Managing/Leading Student Staff; Student Learning Outcomes
Designing Effective Lesson Plans for Student Trainings 1775
  • 0.1 NIRSA CEUs
  • Wednesday, April 6 • 8:00am – 9:00am
  • Osceola A
  • Leon Lifschutz, University of Vermont
Whether it’s building staff, intramural referees, or club sports leaders, student trainings are a key component of any recreation department. In this session, attendees will have an opportunity to improve their student trainings and overall staff development by learning how to use lesson planning tools, pedagogy from teacher training programs, and tenets of effective curriculum development.
Core Competencies: Philosophy & Theory; Programming; Human Resource Management
Learning Objectives:
  1. Learn basic theories regarding learning outcomes, curriculum, and lesson planning development.
  2. Design lesson plans that include learning outcomes and methods of assessment.
  3. Be able to identify and put into practice theories of experiential education.
Managing/Leading Student Staff; Student Learning Outcomes
A Practical Approach to the Collegiate Recreation Student Employee as Student Leader 1766
  • 0.1 NIRSA CEUs
  • Wednesday, April 6 • 10:30am – 11:30am
  • Sun C/1/2/3
  • Cara McFadden, Ph.D., Elon University; Julie Wallace-Carr, Ph.D., James Madison University
Collegiate recreation student employment opportunities are available in a number of programmatic areas like facilities, intramurals, aquatics, fitness, and outdoor adventure.

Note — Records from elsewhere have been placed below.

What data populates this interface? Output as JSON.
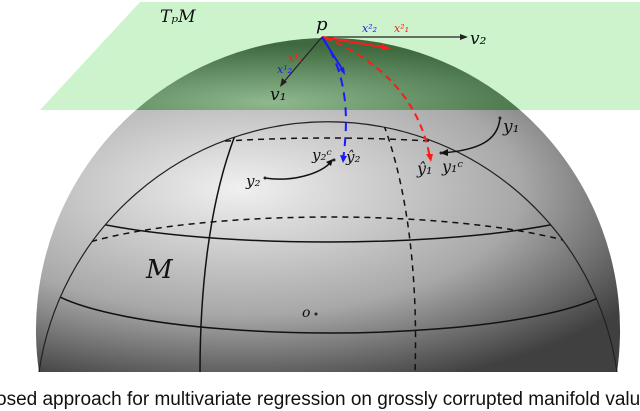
{
  "labels": {
    "tangent_space": "TₚM",
    "manifold": "M",
    "point_p": "p",
    "v1": "v₁",
    "v2": "v₂",
    "x1_1": "x¹₁",
    "x1_2": "x²₁",
    "x2_1": "x¹₂",
    "x2_2": "x²₂",
    "y1": "y₁",
    "y2": "y₂",
    "y1c": "y₁ᶜ",
    "y2c": "y₂ᶜ",
    "y1hat": "ŷ₁",
    "y2hat": "ŷ₂",
    "origin": "o"
  },
  "caption": "osed approach for multivariate regression on grossly corrupted manifold valu",
  "colors": {
    "plane": "#c8f0c8",
    "red": "#ff1a1a",
    "blue": "#1a1aff",
    "sphere": "#9a9a9a"
  }
}
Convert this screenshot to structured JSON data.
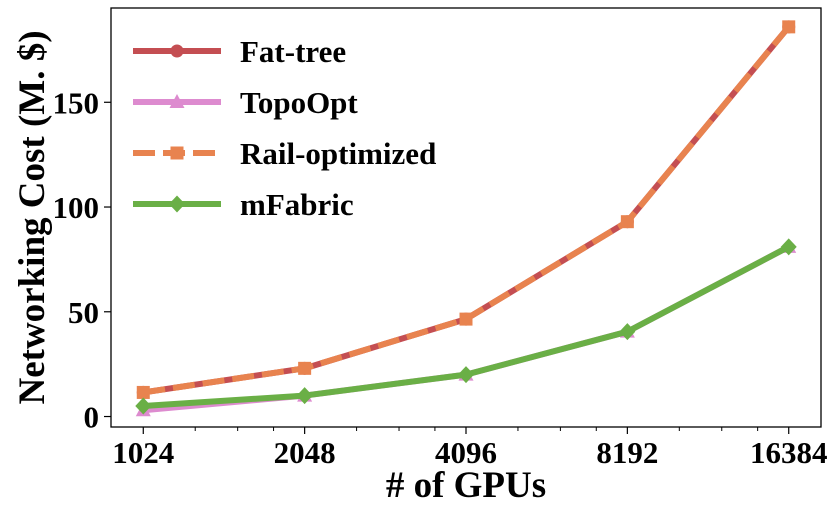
{
  "chart_data": {
    "type": "line",
    "title": "",
    "xlabel": "# of GPUs",
    "ylabel": "Networking Cost (M. $)",
    "x_scale": "log2",
    "x": [
      1024,
      2048,
      4096,
      8192,
      16384
    ],
    "x_tick_labels": [
      "1024",
      "2048",
      "4096",
      "8192",
      "16384"
    ],
    "y_ticks": [
      0,
      50,
      100,
      150
    ],
    "y_tick_labels": [
      "0",
      "50",
      "100",
      "150"
    ],
    "ylim": [
      -5,
      195
    ],
    "grid": false,
    "legend_position": "upper-left",
    "series": [
      {
        "name": "Fat-tree",
        "color": "#c44e52",
        "marker": "circle",
        "linestyle": "solid",
        "values": [
          11.5,
          23,
          46.5,
          93,
          186
        ]
      },
      {
        "name": "TopoOpt",
        "color": "#dd8bcf",
        "marker": "triangle",
        "linestyle": "solid",
        "values": [
          3,
          10,
          20,
          40.5,
          81
        ]
      },
      {
        "name": "Rail-optimized",
        "color": "#e8834f",
        "marker": "square",
        "linestyle": "dashed",
        "values": [
          11.5,
          23,
          46.5,
          93,
          186
        ]
      },
      {
        "name": "mFabric",
        "color": "#6aaf46",
        "marker": "diamond",
        "linestyle": "solid",
        "values": [
          5,
          10,
          20,
          40.5,
          81
        ]
      }
    ]
  }
}
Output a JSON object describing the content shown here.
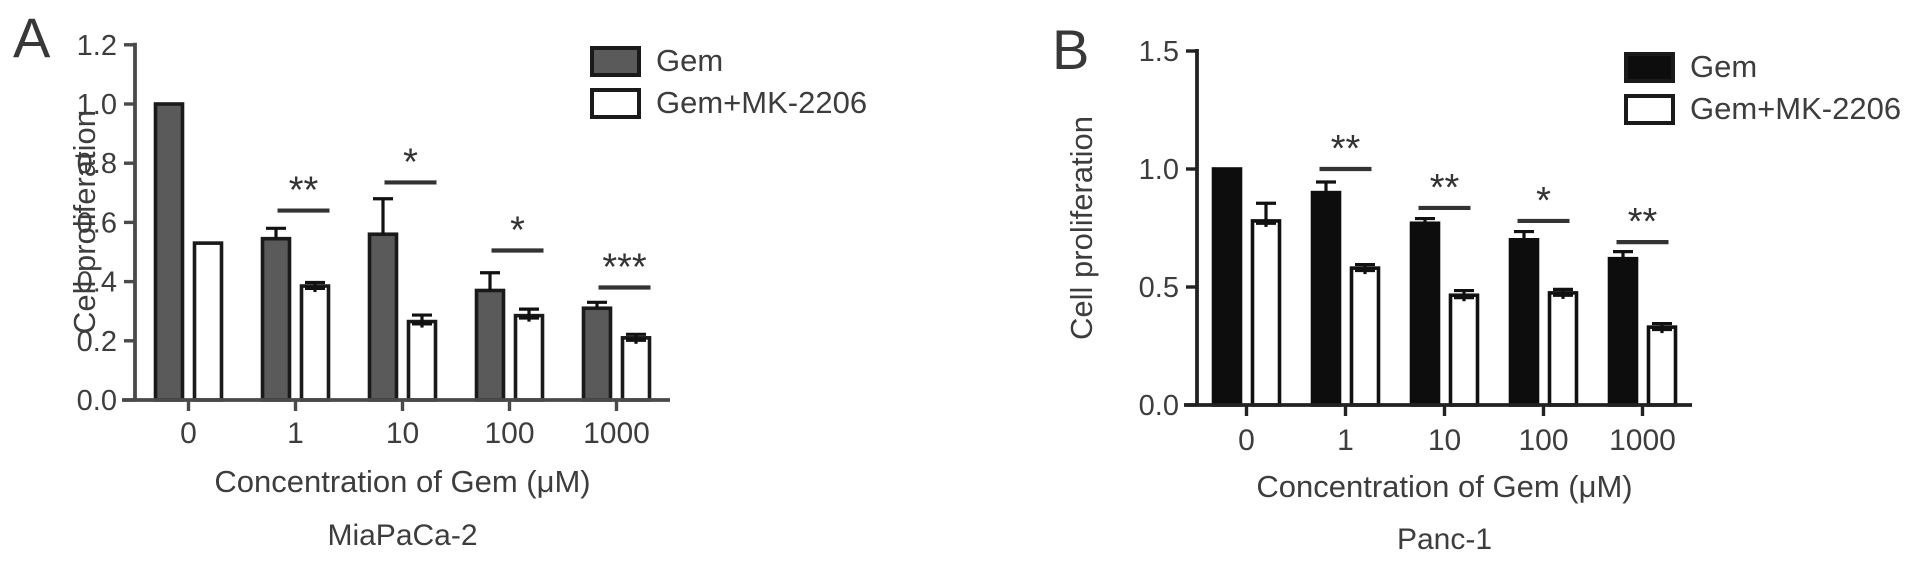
{
  "figure": {
    "description": "Two-panel grouped bar figure of cell proliferation under gemcitabine with or without MK-2206"
  },
  "chart_data": [
    {
      "type": "bar",
      "panel_label": "A",
      "title": "MiaPaCa-2",
      "xlabel": "Concentration of Gem (μM)",
      "ylabel": "Cell proliferation",
      "categories": [
        "0",
        "1",
        "10",
        "100",
        "1000"
      ],
      "ylim": [
        0,
        1.2
      ],
      "ytick_labels": [
        "0.0",
        "0.2",
        "0.4",
        "0.6",
        "0.8",
        "1.0",
        "1.2"
      ],
      "grid": false,
      "legend_position": "top-right",
      "axis_color": "#4a4a4a",
      "text_color": "#3d3d3d",
      "series": [
        {
          "name": "Gem",
          "fill": "#5a5a5a",
          "stroke": "#1a1a1a",
          "values": [
            1.0,
            0.545,
            0.56,
            0.37,
            0.31
          ],
          "errors_up": [
            0,
            0.035,
            0.12,
            0.06,
            0.02
          ]
        },
        {
          "name": "Gem+MK-2206",
          "fill": "#ffffff",
          "stroke": "#1a1a1a",
          "values": [
            0.53,
            0.385,
            0.265,
            0.285,
            0.21
          ],
          "errors_up": [
            0,
            0.012,
            0.022,
            0.022,
            0.012
          ]
        }
      ],
      "significance": [
        {
          "category": "1",
          "stars": "**",
          "line_y": 0.64
        },
        {
          "category": "10",
          "stars": "*",
          "line_y": 0.735
        },
        {
          "category": "100",
          "stars": "*",
          "line_y": 0.505
        },
        {
          "category": "1000",
          "stars": "***",
          "line_y": 0.38
        }
      ]
    },
    {
      "type": "bar",
      "panel_label": "B",
      "title": "Panc-1",
      "xlabel": "Concentration of Gem (μM)",
      "ylabel": "Cell proliferation",
      "categories": [
        "0",
        "1",
        "10",
        "100",
        "1000"
      ],
      "ylim": [
        0,
        1.5
      ],
      "ytick_labels": [
        "0.0",
        "0.5",
        "1.0",
        "1.5"
      ],
      "grid": false,
      "legend_position": "top-right",
      "axis_color": "#222222",
      "text_color": "#3d3d3d",
      "series": [
        {
          "name": "Gem",
          "fill": "#0d0d0d",
          "stroke": "#0d0d0d",
          "values": [
            1.0,
            0.9,
            0.77,
            0.7,
            0.62
          ],
          "errors_up": [
            0,
            0.045,
            0.02,
            0.035,
            0.03
          ]
        },
        {
          "name": "Gem+MK-2206",
          "fill": "#ffffff",
          "stroke": "#111111",
          "values": [
            0.78,
            0.58,
            0.465,
            0.475,
            0.33
          ],
          "errors_up": [
            0.075,
            0.015,
            0.02,
            0.015,
            0.015
          ]
        }
      ],
      "significance": [
        {
          "category": "1",
          "stars": "**",
          "line_y": 1.0
        },
        {
          "category": "10",
          "stars": "**",
          "line_y": 0.835
        },
        {
          "category": "100",
          "stars": "*",
          "line_y": 0.78
        },
        {
          "category": "1000",
          "stars": "**",
          "line_y": 0.69
        }
      ]
    }
  ]
}
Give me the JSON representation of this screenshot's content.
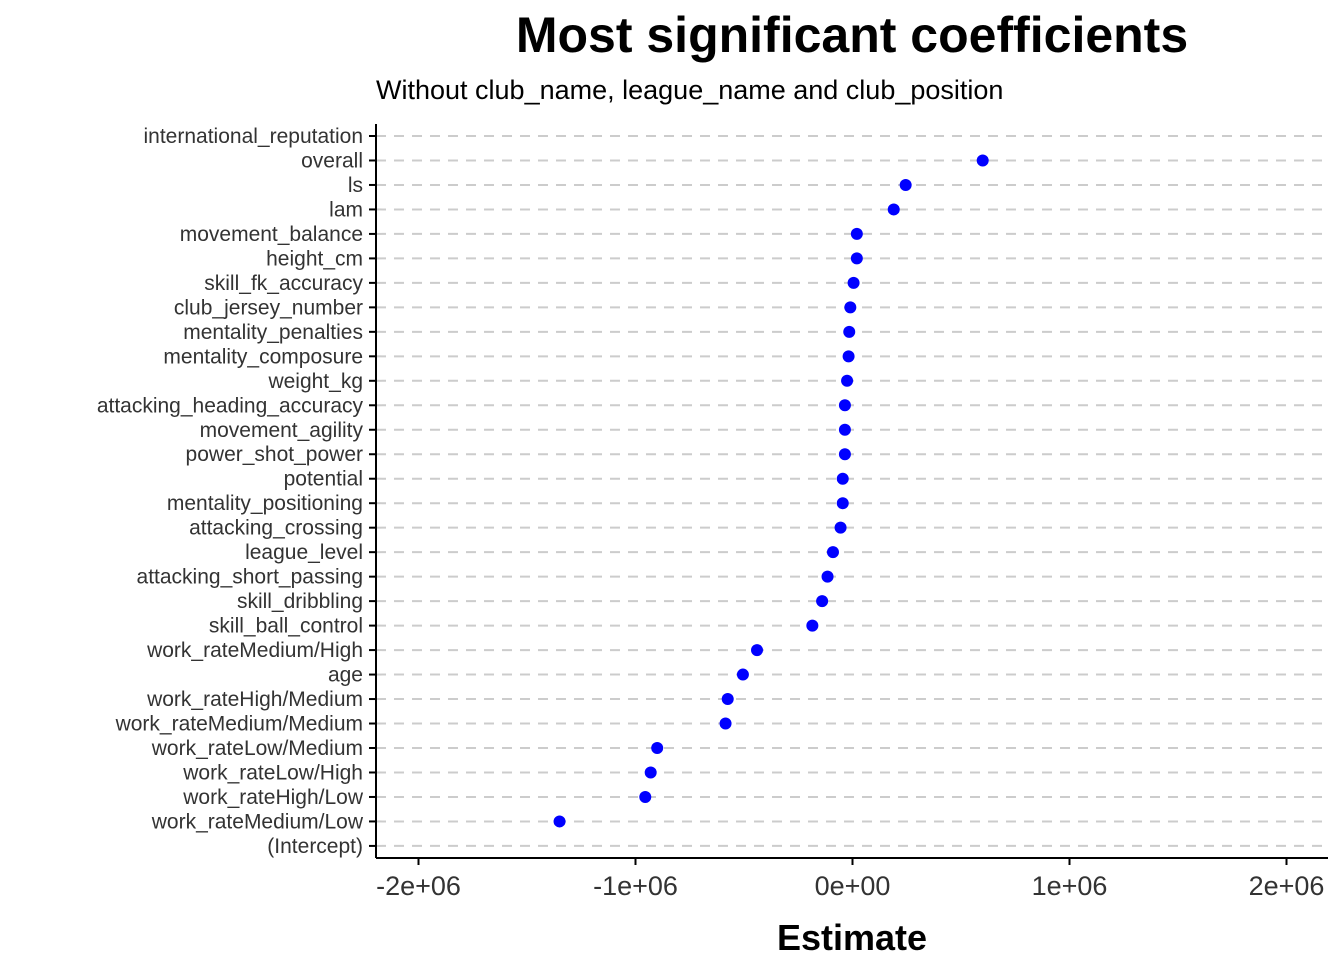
{
  "chart_data": {
    "type": "scatter",
    "title": "Most significant coefficients",
    "subtitle": "Without club_name, league_name and club_position",
    "xlabel": "Estimate",
    "ylabel": "",
    "xlim": [
      -2200000,
      2200000
    ],
    "x_ticks": [
      -2000000,
      -1000000,
      0,
      1000000,
      2000000
    ],
    "x_tick_labels": [
      "-2e+06",
      "-1e+06",
      "0e+00",
      "1e+06",
      "2e+06"
    ],
    "grid": "horizontal-dashed",
    "point_color": "#0000ff",
    "categories": [
      "international_reputation",
      "overall",
      "ls",
      "lam",
      "movement_balance",
      "height_cm",
      "skill_fk_accuracy",
      "club_jersey_number",
      "mentality_penalties",
      "mentality_composure",
      "weight_kg",
      "attacking_heading_accuracy",
      "movement_agility",
      "power_shot_power",
      "potential",
      "mentality_positioning",
      "attacking_crossing",
      "league_level",
      "attacking_short_passing",
      "skill_dribbling",
      "skill_ball_control",
      "work_rateMedium/High",
      "age",
      "work_rateHigh/Medium",
      "work_rateMedium/Medium",
      "work_rateLow/Medium",
      "work_rateLow/High",
      "work_rateHigh/Low",
      "work_rateMedium/Low",
      "(Intercept)"
    ],
    "values": [
      null,
      600000,
      245000,
      190000,
      20000,
      20000,
      5000,
      -10000,
      -15000,
      -18000,
      -25000,
      -35000,
      -35000,
      -35000,
      -45000,
      -45000,
      -55000,
      -90000,
      -115000,
      -140000,
      -185000,
      -440000,
      -505000,
      -575000,
      -585000,
      -900000,
      -930000,
      -955000,
      -1350000,
      null
    ]
  }
}
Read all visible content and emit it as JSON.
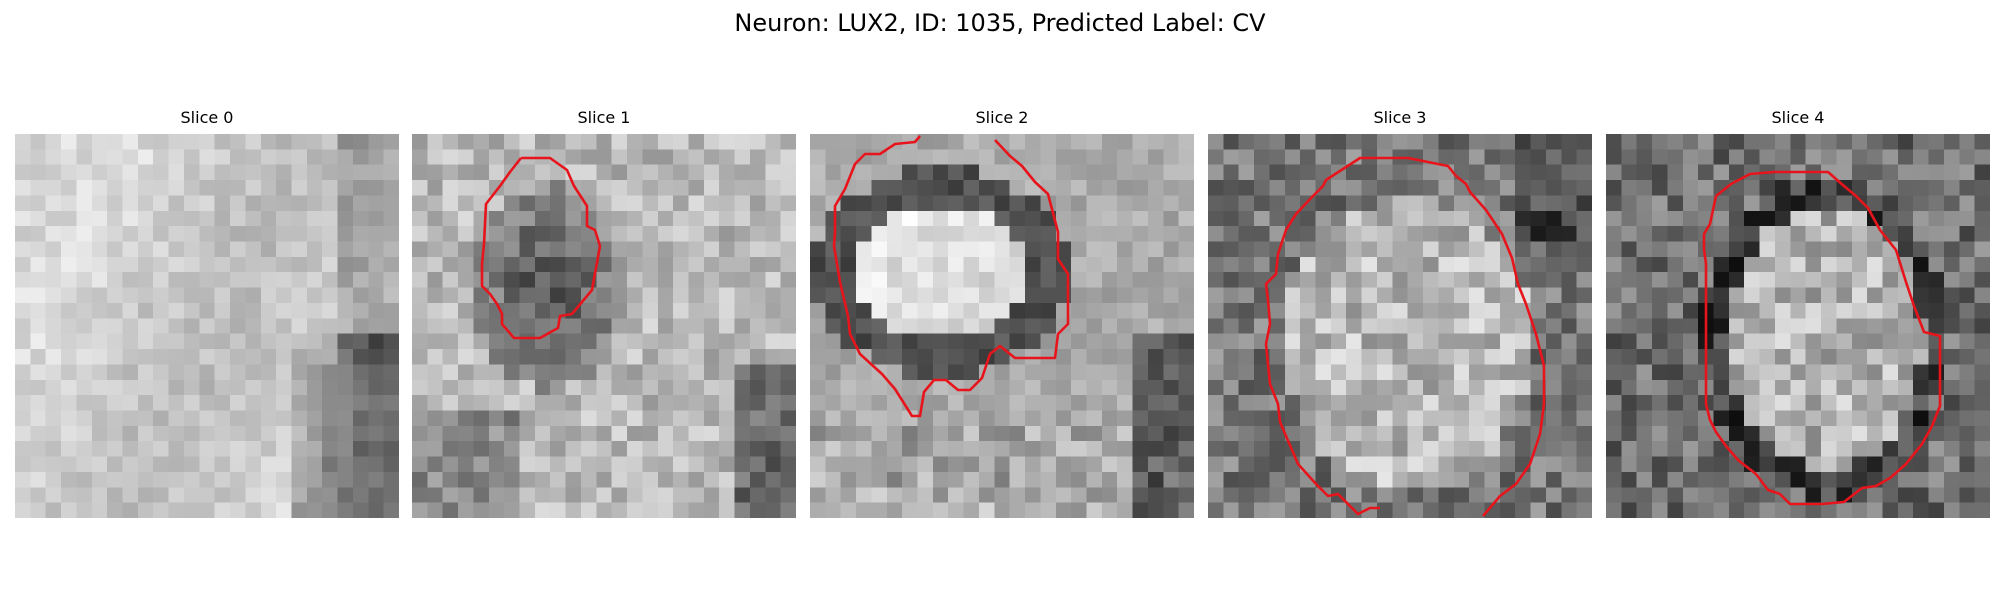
{
  "figure": {
    "title": "Neuron: LUX2, ID: 1035, Predicted Label: CV"
  },
  "colors": {
    "contour": "#e8141c",
    "background": "#ffffff"
  },
  "panels": [
    {
      "label": "Slice 0",
      "has_contour": false
    },
    {
      "label": "Slice 1",
      "has_contour": true
    },
    {
      "label": "Slice 2",
      "has_contour": true
    },
    {
      "label": "Slice 3",
      "has_contour": true
    },
    {
      "label": "Slice 4",
      "has_contour": true
    }
  ]
}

Within most recreation departments, the number of student employees range anywhere from 50 to 500. Typically, these departments are some of the largest providers of student employment opportunities on campuses across the country. The focus of this session will be on developing student employee leadership in collegiate recreation work environments. Information on moving theory into practice and actual examples from institutions ranging from small to large will be provided.
Core Competencies: Philosophy & Theory; Human Resource Management
Learning Objectives:
  1. Identify at least two theories related to student employee leadership development.
  2. Be able to articulate at least two examples of student employment leadership development processes used in a campus recreation setting.
  3. Develop an implementation plan for one of the discussed sustainable approaches to developing student employee leadership within your campus recreation department.
Personal/Professional Development; Student Learning Outcomes
Guided Reflections On Work®: Connecting Work and Academics 1771
  • 0.1 NIRSA CEUs
  • Wednesday, April 6 • 10:30am – 11:30am
  • Sun D/4/5/6
  • JT Timmons, RCRSP, University of Iowa; Brian Baxter, University of Iowa
When meaningful connections between learning in the classroom and learning on the job are made evident employment during college helps contribute to student success. Learn how one university uses Guided Reflections On Work® to improve academic success and student job performance.
Core Competencies: Personal & Professional Qualities; Human Resource Management; Philosophy & Theory
Learning Objectives:
  1. Articulate the benefits of being mindful of the connection between work and academics for student employees.
  2. Learn how to incorporate academic support conversations into everyday interactions with students.
  3. Summarize the Iowa Guided Reflections On Work® initiative and determine if something akin to it could be effective at your institution.